The final piece is configuring Grafana to know how its data sources relate to each other. This is done through derived fields in Loki and trace-to-logs / trace-to-metrics in Tempo data source settings. A minimal production Grafana provisioning file looks like this:

# grafana/provisioning/datasources/observability.yaml
apiVersion: 1
datasources:
  - name: Prometheus
    type: prometheus
    url: http://prometheus:9090
    isDefault: true
    jsonData:
      exemplarTraceIdDestinations:
        - name: trace_id
          datasourceUid: tempo-uid    # clicking an exemplar opens Tempo

  - name: Loki
    type: loki
    url: http://loki:3100
    jsonData:
      derivedFields:
        - name: TraceID
          matcherRegex: '"trace_id":"(\w+)"'
          url: '$${__value.raw}'
          datasourceUid: tempo-uid    # log line trace_id links to Tempo

  - name: Tempo
    uid: tempo-uid
    type: tempo
    url: http://tempo:3200
    jsonData:
      tracesToLogsV2:
        datasourceUid: loki-uid
        tags:
          - key: service.name
            value: service_name       # auto-filters Loki by service
      tracesToMetrics:
        datasourceUid: prometheus-uid
        tags:
          - key: service.name
            value: job
        queries:
          - name: Request rate
            query: rate(http_server_duration_count{job="$${__tags.job}"}[5m])
      serviceMap:
        datasourceUid: prometheus-uid

With this configuration in place, every alert becomes a starting point, not an endpoint. An SRE sees an error rate spike on the Prometheus panel, clicks an exemplar dot, lands in Tempo on the specific trace, sees which span failed, clicks the Loki link on that span, reads the exact error log line — all within a single Grafana session, all in under thirty seconds. That is unified observability working as intended.

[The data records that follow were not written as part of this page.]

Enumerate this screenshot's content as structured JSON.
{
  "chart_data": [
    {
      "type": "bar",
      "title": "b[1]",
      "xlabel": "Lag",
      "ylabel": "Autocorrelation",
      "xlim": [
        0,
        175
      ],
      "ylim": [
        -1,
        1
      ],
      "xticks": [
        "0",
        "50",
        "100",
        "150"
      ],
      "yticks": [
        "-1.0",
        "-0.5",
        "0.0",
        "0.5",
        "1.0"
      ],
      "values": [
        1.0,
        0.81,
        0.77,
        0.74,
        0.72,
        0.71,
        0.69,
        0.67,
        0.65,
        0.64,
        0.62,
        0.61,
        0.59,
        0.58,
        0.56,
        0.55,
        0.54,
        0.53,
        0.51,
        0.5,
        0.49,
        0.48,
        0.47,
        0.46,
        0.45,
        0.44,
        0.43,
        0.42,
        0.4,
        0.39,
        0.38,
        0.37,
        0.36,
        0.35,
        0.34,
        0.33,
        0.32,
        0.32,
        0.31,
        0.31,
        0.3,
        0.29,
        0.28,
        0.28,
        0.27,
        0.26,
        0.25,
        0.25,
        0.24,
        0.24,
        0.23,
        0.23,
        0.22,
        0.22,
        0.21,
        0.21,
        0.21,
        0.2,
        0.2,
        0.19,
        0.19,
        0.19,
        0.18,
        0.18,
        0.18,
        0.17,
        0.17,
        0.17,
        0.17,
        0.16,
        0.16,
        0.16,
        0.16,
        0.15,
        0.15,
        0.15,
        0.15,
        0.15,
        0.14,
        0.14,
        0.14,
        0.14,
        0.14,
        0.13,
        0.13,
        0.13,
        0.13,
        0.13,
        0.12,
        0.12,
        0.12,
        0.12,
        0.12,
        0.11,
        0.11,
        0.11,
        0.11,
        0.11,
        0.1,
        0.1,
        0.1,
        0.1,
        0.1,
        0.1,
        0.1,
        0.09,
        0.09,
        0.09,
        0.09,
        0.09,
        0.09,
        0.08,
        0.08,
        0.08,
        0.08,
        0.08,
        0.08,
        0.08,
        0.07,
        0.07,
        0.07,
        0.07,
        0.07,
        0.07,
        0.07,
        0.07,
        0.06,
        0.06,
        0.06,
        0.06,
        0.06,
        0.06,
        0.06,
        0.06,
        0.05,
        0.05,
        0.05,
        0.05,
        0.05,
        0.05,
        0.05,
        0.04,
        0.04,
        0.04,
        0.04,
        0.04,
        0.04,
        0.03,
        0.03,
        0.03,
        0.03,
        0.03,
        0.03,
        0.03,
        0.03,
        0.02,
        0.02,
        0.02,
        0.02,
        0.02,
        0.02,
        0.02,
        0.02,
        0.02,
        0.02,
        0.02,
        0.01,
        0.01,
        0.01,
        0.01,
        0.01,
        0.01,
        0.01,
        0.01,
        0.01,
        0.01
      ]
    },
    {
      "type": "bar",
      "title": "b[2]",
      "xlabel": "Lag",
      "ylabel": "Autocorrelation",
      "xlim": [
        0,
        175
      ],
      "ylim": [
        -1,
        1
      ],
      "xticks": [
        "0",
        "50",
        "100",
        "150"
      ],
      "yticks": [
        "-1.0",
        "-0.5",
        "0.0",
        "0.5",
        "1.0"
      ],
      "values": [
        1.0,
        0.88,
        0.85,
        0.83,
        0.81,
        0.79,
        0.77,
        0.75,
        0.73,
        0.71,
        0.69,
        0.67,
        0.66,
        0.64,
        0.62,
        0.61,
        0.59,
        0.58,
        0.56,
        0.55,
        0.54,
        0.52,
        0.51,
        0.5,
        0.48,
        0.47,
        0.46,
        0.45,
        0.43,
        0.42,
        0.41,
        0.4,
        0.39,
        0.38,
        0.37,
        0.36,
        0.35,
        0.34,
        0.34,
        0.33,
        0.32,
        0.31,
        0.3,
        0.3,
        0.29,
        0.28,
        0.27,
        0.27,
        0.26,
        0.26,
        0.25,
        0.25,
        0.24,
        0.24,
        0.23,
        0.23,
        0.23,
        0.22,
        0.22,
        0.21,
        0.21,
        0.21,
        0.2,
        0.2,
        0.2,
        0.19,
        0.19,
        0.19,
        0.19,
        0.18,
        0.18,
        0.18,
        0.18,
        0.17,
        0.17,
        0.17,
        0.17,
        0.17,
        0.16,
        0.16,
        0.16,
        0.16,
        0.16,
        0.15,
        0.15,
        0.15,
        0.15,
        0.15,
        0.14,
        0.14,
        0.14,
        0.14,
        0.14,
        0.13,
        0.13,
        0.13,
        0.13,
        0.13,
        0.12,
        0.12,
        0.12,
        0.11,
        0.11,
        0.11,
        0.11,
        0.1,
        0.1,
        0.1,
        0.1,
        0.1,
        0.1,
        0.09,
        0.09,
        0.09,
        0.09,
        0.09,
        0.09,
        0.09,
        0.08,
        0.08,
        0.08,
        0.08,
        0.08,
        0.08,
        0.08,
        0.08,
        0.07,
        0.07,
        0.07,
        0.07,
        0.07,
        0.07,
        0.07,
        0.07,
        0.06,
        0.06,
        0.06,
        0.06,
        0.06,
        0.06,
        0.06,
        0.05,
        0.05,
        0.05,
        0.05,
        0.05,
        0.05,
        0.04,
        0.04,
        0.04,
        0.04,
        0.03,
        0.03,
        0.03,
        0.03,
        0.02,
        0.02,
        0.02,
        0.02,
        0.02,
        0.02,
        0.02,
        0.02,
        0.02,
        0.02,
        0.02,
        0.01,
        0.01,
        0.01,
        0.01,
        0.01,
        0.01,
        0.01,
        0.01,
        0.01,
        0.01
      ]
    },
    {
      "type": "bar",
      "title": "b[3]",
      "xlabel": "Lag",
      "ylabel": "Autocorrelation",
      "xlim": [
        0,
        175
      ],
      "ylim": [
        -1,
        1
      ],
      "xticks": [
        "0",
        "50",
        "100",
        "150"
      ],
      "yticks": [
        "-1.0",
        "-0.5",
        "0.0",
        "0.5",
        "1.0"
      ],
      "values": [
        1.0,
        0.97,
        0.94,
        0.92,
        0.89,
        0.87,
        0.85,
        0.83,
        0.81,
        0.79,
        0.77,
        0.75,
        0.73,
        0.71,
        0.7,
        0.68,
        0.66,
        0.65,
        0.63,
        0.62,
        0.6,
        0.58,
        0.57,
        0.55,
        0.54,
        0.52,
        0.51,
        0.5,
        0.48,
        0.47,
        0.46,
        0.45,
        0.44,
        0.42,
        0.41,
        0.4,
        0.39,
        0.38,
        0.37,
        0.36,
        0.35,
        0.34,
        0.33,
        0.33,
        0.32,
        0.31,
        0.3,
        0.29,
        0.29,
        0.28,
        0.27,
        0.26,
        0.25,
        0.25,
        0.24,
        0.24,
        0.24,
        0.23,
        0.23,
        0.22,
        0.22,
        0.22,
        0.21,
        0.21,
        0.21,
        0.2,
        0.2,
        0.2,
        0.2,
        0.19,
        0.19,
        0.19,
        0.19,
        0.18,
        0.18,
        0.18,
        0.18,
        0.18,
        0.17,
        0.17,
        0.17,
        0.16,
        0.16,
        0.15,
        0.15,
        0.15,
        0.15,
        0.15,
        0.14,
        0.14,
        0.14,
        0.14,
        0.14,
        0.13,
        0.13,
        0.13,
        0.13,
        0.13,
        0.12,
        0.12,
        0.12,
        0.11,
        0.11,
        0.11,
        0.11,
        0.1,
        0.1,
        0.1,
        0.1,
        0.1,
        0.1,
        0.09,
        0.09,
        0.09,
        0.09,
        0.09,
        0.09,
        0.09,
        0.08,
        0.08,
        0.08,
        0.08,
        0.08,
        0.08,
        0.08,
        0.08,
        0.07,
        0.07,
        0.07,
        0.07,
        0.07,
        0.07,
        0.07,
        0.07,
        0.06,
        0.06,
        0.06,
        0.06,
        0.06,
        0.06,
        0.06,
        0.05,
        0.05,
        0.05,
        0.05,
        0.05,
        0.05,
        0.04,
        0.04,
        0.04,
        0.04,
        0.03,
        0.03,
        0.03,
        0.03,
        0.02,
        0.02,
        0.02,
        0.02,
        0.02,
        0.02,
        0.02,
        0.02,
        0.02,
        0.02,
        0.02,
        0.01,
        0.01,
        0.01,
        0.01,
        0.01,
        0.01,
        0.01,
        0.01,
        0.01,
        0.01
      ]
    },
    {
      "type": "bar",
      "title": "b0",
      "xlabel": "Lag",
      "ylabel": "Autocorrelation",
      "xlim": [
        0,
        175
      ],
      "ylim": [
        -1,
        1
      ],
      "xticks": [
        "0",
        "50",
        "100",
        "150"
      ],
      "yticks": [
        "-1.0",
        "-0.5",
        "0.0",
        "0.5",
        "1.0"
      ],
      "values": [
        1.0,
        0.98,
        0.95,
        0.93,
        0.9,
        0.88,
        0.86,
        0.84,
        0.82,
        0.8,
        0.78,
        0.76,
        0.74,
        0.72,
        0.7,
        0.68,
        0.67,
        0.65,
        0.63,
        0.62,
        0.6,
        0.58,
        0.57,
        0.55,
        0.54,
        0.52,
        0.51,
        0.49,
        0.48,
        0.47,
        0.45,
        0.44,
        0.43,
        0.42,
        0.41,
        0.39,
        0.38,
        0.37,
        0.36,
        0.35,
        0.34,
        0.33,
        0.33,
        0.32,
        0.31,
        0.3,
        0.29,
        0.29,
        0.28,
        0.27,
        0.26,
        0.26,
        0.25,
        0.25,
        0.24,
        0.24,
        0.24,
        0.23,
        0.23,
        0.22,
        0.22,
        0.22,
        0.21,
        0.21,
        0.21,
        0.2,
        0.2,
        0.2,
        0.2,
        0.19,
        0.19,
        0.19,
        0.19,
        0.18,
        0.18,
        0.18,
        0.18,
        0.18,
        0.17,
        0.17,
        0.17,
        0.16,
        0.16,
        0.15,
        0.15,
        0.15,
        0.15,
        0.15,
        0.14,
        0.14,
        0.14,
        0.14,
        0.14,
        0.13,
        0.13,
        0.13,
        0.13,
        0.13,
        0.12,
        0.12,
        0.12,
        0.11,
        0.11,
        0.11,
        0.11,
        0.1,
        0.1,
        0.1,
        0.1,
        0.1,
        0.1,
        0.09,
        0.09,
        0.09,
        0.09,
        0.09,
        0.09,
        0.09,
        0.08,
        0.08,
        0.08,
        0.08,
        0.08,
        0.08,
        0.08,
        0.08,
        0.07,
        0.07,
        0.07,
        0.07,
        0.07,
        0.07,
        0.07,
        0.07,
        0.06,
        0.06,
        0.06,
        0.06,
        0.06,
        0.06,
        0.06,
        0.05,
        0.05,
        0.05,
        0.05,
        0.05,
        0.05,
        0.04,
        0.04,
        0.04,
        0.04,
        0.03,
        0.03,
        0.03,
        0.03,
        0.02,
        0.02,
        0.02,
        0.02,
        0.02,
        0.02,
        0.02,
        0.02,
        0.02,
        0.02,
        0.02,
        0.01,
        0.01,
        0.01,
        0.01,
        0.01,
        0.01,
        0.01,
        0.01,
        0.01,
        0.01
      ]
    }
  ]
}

Production pitfall — clock skew kills correlation: Exemplar links and trace-to-log pivots depend on time alignment. If your Loki ingestion timestamp differs from your span start time by more than a few seconds — due to clock skew between hosts, buffering in the OTel Collector, or Loki's max_chunk_age — the derived field link will open Loki at the wrong time window and return no results. Enforce NTP on all nodes (chrony with a consistent upstream), and configure the OTel Collector's batch processor to flush frequently (under 5 s). Monitor Collector pipeline latency with otelcol_processor_batch_timeout_trigger_send.